Well you may be right for C compilers, though I note that the DEC C
compiler (only available on Digital Unix) is enormously better than gcc on
Alpha so it cannot be the difficulty of producing a good product that is
stopping them.  I am not all that impressed with the code generated by gcc
on Intel boxes either, though it looks like the free software folk are
sorting that one out.

Anyway, to get back to gc: NAGWare Fortran comes with the Boehm et al
collector.  This seems to satisfy most of that subset of the Fortran
community that want gc; only the lack of performance when large (10MB+?)

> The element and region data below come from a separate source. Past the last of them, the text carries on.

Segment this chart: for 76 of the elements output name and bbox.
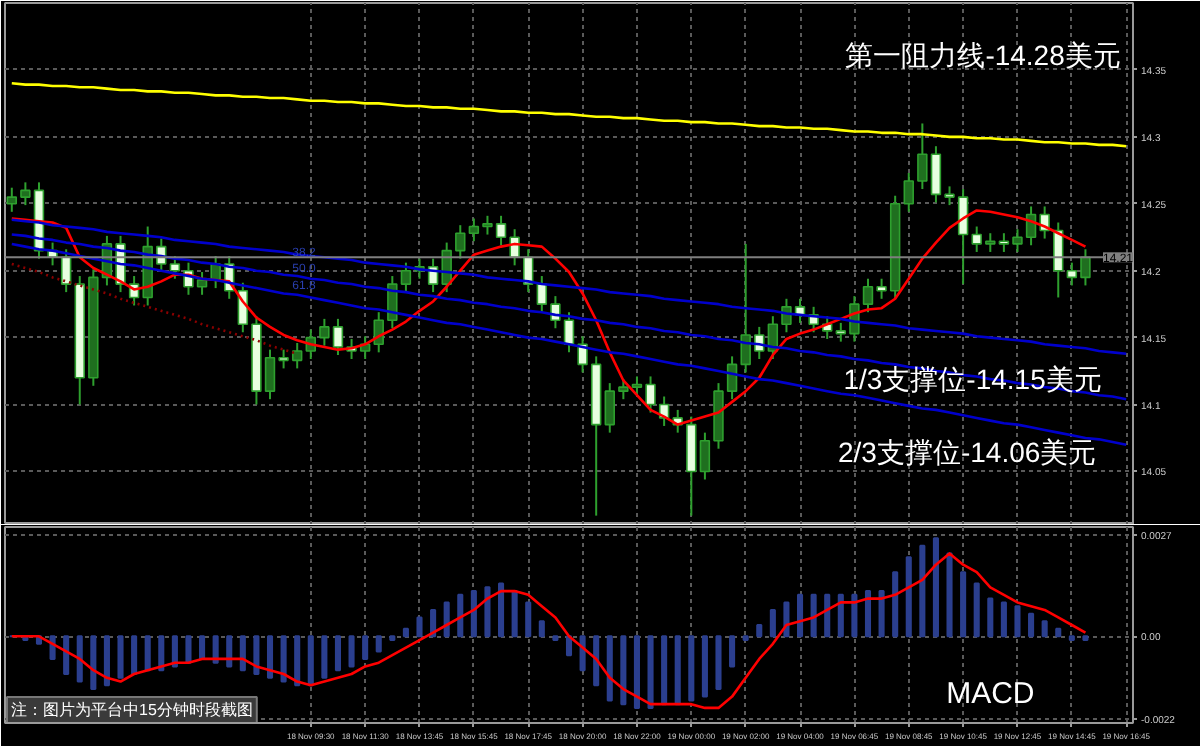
bar <box>919 544 926 638</box>
bar <box>348 635 355 668</box>
bar <box>769 608 776 638</box>
bar <box>946 552 953 638</box>
bar <box>76 635 83 683</box>
bar <box>565 635 573 657</box>
bar <box>606 635 613 702</box>
bar <box>1000 601 1007 638</box>
bar <box>63 635 70 675</box>
bar <box>756 624 763 638</box>
bar <box>878 590 885 638</box>
bar <box>266 635 274 679</box>
line-series <box>10 82 1128 148</box>
bar <box>443 601 450 638</box>
bar <box>212 635 219 664</box>
bar <box>307 635 314 687</box>
bar <box>579 635 586 672</box>
bar <box>633 635 640 709</box>
candlestick <box>903 171 914 213</box>
bar <box>511 590 518 638</box>
bar <box>1055 627 1062 638</box>
bar <box>144 635 151 672</box>
bar <box>620 635 627 706</box>
bar <box>1014 605 1021 638</box>
bar <box>973 582 980 638</box>
bar <box>90 635 97 691</box>
bar <box>158 635 165 672</box>
bar <box>1028 612 1035 638</box>
annotation: MACD <box>946 676 1035 711</box>
bar <box>1041 620 1048 638</box>
bar <box>171 635 178 668</box>
bar <box>688 635 695 702</box>
bar <box>185 635 192 664</box>
bar <box>864 590 872 638</box>
bar <box>851 593 858 638</box>
bar <box>416 616 423 638</box>
bar <box>674 635 681 706</box>
bar <box>701 635 708 698</box>
bar <box>647 635 654 709</box>
bar <box>729 635 736 668</box>
bar <box>905 556 912 638</box>
bar <box>253 635 260 675</box>
bar <box>837 593 844 638</box>
annotation: 注：图片为平台中15分钟时段截图 <box>11 701 253 719</box>
bar <box>525 601 532 638</box>
candlestick <box>6 186 18 213</box>
annotation: 第一阻力线-14.28美元 <box>845 39 1121 72</box>
bar <box>661 635 668 706</box>
bar <box>538 620 545 638</box>
bar <box>932 537 939 638</box>
bar <box>294 635 301 687</box>
bar <box>334 635 341 672</box>
bar <box>457 593 464 638</box>
bar <box>987 597 994 638</box>
bar <box>362 635 369 660</box>
annotation: 2/3支撑位-14.06美元 <box>837 435 1097 468</box>
bar <box>239 635 246 672</box>
bar <box>960 571 967 638</box>
bar <box>593 635 600 687</box>
bar <box>402 627 409 638</box>
bar <box>715 635 722 691</box>
bar <box>117 635 124 679</box>
bar <box>131 635 138 675</box>
bar <box>280 635 287 683</box>
bar <box>824 593 831 638</box>
bar <box>797 593 804 638</box>
bar <box>484 586 491 638</box>
bar <box>321 635 328 679</box>
bar <box>199 635 206 660</box>
bar <box>470 590 477 638</box>
bar <box>498 582 505 638</box>
bar <box>375 635 382 653</box>
bar <box>892 571 899 638</box>
bar <box>226 635 233 668</box>
bar <box>810 593 817 638</box>
bar <box>103 635 110 687</box>
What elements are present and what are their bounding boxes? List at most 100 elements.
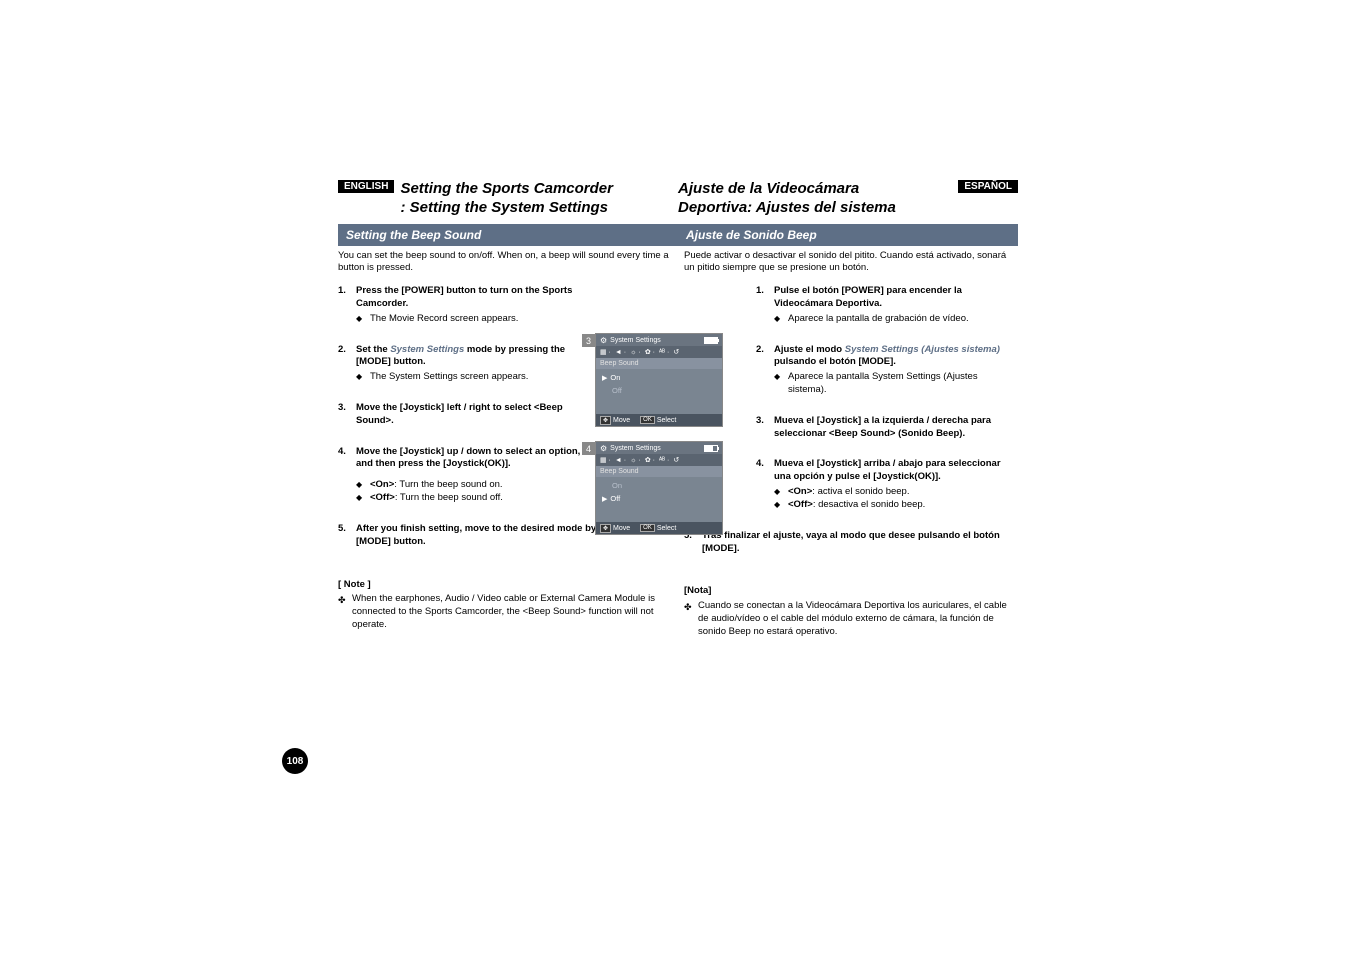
step-en-2-sub-0: The System Settings screen appears. — [356, 371, 593, 384]
title-spanish-line1: Ajuste de la Videocámara — [678, 180, 859, 197]
lang-badge-english: ENGLISH — [338, 180, 394, 193]
step-en-2: Set the System Settings mode by pressing… — [338, 344, 593, 384]
gear-icon: ⚙ — [600, 336, 607, 345]
step-es-4-opt-1: <Off>: desactiva el sonido beep. — [774, 499, 1018, 512]
brightness-icon: ☼ · — [630, 349, 641, 356]
steps-spanish-cont: Tras finalizar el ajuste, vaya al modo q… — [684, 530, 1018, 556]
steps-spanish: Pulse el botón [POWER] para encender la … — [756, 285, 1018, 512]
step-en-2-pre: Set the — [356, 344, 390, 355]
screenshot-3-title: System Settings — [610, 337, 661, 344]
ok-icon: OK — [640, 416, 655, 424]
step-en-1: Press the [POWER] button to turn on the … — [338, 285, 593, 325]
reset-icon: ↺ — [673, 348, 679, 356]
note-body-english: When the earphones, Audio / Video cable … — [338, 593, 672, 631]
screenshot-3-footer: ✥Move OKSelect — [596, 414, 722, 426]
step-en-1-sub-0: The Movie Record screen appears. — [356, 313, 593, 326]
battery-fill — [705, 446, 713, 451]
header-col-spanish: Ajuste de la Videocámara Deportiva: Ajus… — [678, 180, 1018, 218]
step-es-4-opt-0-label: <On> — [788, 486, 812, 497]
battery-icon — [704, 337, 718, 344]
step-es-4-opt-0: <On>: activa el sonido beep. — [774, 486, 1018, 499]
step-es-1-pre: Pulse el botón [POWER] para encender la … — [774, 285, 962, 309]
intro-spanish: Puede activar o desactivar el sonido del… — [684, 250, 1018, 276]
battery-icon — [704, 445, 718, 452]
section-bar-row: Setting the Beep Sound Ajuste de Sonido … — [338, 218, 1018, 246]
screenshot-4-title: System Settings — [610, 445, 661, 452]
speaker-icon: ◄ · — [615, 457, 626, 464]
screenshot-4-row-on-text: On — [612, 481, 622, 490]
step-es-4-opt-1-label: <Off> — [788, 499, 813, 510]
step-en-4-opt-1: <Off>: Turn the beep sound off. — [356, 492, 593, 505]
screenshot-4-row-off: ▶Off — [596, 492, 722, 505]
header-row: ENGLISH Setting the Sports Camcorder : S… — [338, 180, 1018, 218]
step-es-4-pre: Mueva el [Joystick] arriba / abajo para … — [774, 458, 1001, 482]
step-es-2-ital: System Settings (Ajustes sistema) — [845, 344, 1000, 355]
step-es-2-pre: Ajuste el modo — [774, 344, 845, 355]
move-hint: ✥Move — [600, 524, 630, 533]
step-en-4-opt-0: <On>: Turn the beep sound on. — [356, 479, 593, 492]
battery-fill — [705, 338, 717, 343]
screenshot-4-footer: ✥Move OKSelect — [596, 522, 722, 534]
select-label-4: Select — [657, 525, 676, 532]
title-spanish: Ajuste de la Videocámara Deportiva: Ajus… — [678, 180, 896, 218]
screenshot-4-titlebar: ⚙ System Settings — [596, 442, 722, 454]
screenshot-3: 3 ⚙ System Settings ▦ · ◄ · ☼ · ✿ · ᴬᴮ ·… — [595, 333, 723, 427]
screenshot-4-body: On ▶Off — [596, 477, 722, 507]
screenshot-3-row-on-text: On — [610, 373, 620, 382]
reset-icon: ↺ — [673, 456, 679, 464]
screenshot-4-iconrow: ▦ · ◄ · ☼ · ✿ · ᴬᴮ · ↺ — [596, 454, 722, 466]
select-hint: OKSelect — [640, 524, 676, 532]
camcorder-screenshots: 3 ⚙ System Settings ▦ · ◄ · ☼ · ✿ · ᴬᴮ ·… — [595, 333, 723, 549]
header-col-english: ENGLISH Setting the Sports Camcorder : S… — [338, 180, 678, 218]
step-es-2-sub-0: Aparece la pantalla System Settings (Aju… — [774, 371, 1018, 397]
step-es-3: Mueva el [Joystick] a la izquierda / der… — [756, 415, 1018, 441]
joystick-icon: ✥ — [600, 416, 611, 425]
gear-small-icon: ✿ · — [645, 348, 655, 356]
section-bar-english: Setting the Beep Sound — [338, 224, 678, 246]
step-en-4-opt-0-desc: : Turn the beep sound on. — [394, 479, 502, 490]
step-en-2-ital: System Settings — [390, 344, 464, 355]
page-number-badge: 108 — [282, 748, 308, 774]
note-head-spanish: [Nota] — [684, 585, 1018, 598]
gear-small-icon: ✿ · — [645, 456, 655, 464]
arrow-icon: ▶ — [602, 495, 607, 503]
screenshot-4: 4 ⚙ System Settings ▦ · ◄ · ☼ · ✿ · ᴬᴮ ·… — [595, 441, 723, 535]
gear-icon: ⚙ — [600, 444, 607, 453]
step-en-3-pre: Move the [Joystick] left / right to sele… — [356, 402, 563, 426]
intro-english: You can set the beep sound to on/off. Wh… — [338, 250, 672, 276]
step-es-2-post: pulsando el botón [MODE]. — [774, 356, 896, 367]
step-es-2: Ajuste el modo System Settings (Ajustes … — [756, 344, 1018, 397]
move-label: Move — [613, 417, 630, 424]
screenshot-3-row-off-text: Off — [612, 386, 622, 395]
brightness-icon: ☼ · — [630, 457, 641, 464]
step-en-3: Move the [Joystick] left / right to sele… — [338, 402, 593, 428]
select-label: Select — [657, 417, 676, 424]
step-en-4-opt-0-label: <On> — [370, 479, 394, 490]
screenshot-4-number: 4 — [582, 442, 595, 455]
step-es-1: Pulse el botón [POWER] para encender la … — [756, 285, 1018, 325]
title-spanish-line2: Deportiva: Ajustes del sistema — [678, 199, 896, 216]
move-hint: ✥Move — [600, 416, 630, 425]
step-en-4-opt-1-desc: : Turn the beep sound off. — [395, 492, 503, 503]
date-icon: ▦ · — [600, 348, 611, 356]
ok-icon: OK — [640, 524, 655, 532]
screenshot-3-titlebar: ⚙ System Settings — [596, 334, 722, 346]
step-en-4-opt-1-label: <Off> — [370, 492, 395, 503]
step-es-5: Tras finalizar el ajuste, vaya al modo q… — [684, 530, 1018, 556]
col-spanish: Puede activar o desactivar el sonido del… — [678, 246, 1018, 639]
steps-english: Press the [POWER] button to turn on the … — [338, 285, 593, 505]
screenshot-3-row-off: Off — [596, 384, 722, 397]
section-bar-spanish: Ajuste de Sonido Beep — [678, 224, 1018, 246]
screenshot-4-row-on: On — [596, 479, 722, 492]
screenshot-3-label: Beep Sound — [596, 358, 722, 369]
step-es-5-pre: Tras finalizar el ajuste, vaya al modo q… — [702, 530, 1000, 554]
step-es-3-pre: Mueva el [Joystick] a la izquierda / der… — [774, 415, 991, 439]
step-en-1-pre: Press the [POWER] button to turn on the … — [356, 285, 572, 309]
step-en-4: Move the [Joystick] up / down to select … — [338, 446, 593, 505]
screenshot-3-iconrow: ▦ · ◄ · ☼ · ✿ · ᴬᴮ · ↺ — [596, 346, 722, 358]
date-icon: ▦ · — [600, 456, 611, 464]
screenshot-3-number: 3 — [582, 334, 595, 347]
title-english-line1: Setting the Sports Camcorder — [400, 180, 613, 197]
joystick-icon: ✥ — [600, 524, 611, 533]
step-es-4: Mueva el [Joystick] arriba / abajo para … — [756, 458, 1018, 511]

objects are being allocated seems to be a real problem (it seems to go
into an infinite loop allocating memory from the O/S - at a guess, trying
to find a spot that is not black-listed, though I could be wrong about that;
has anyone else had more success here?  is it a Linux problem?).

Cheers,
-- 
...........................Malcolm Cohen, NAG Ltd., Oxford, U.K.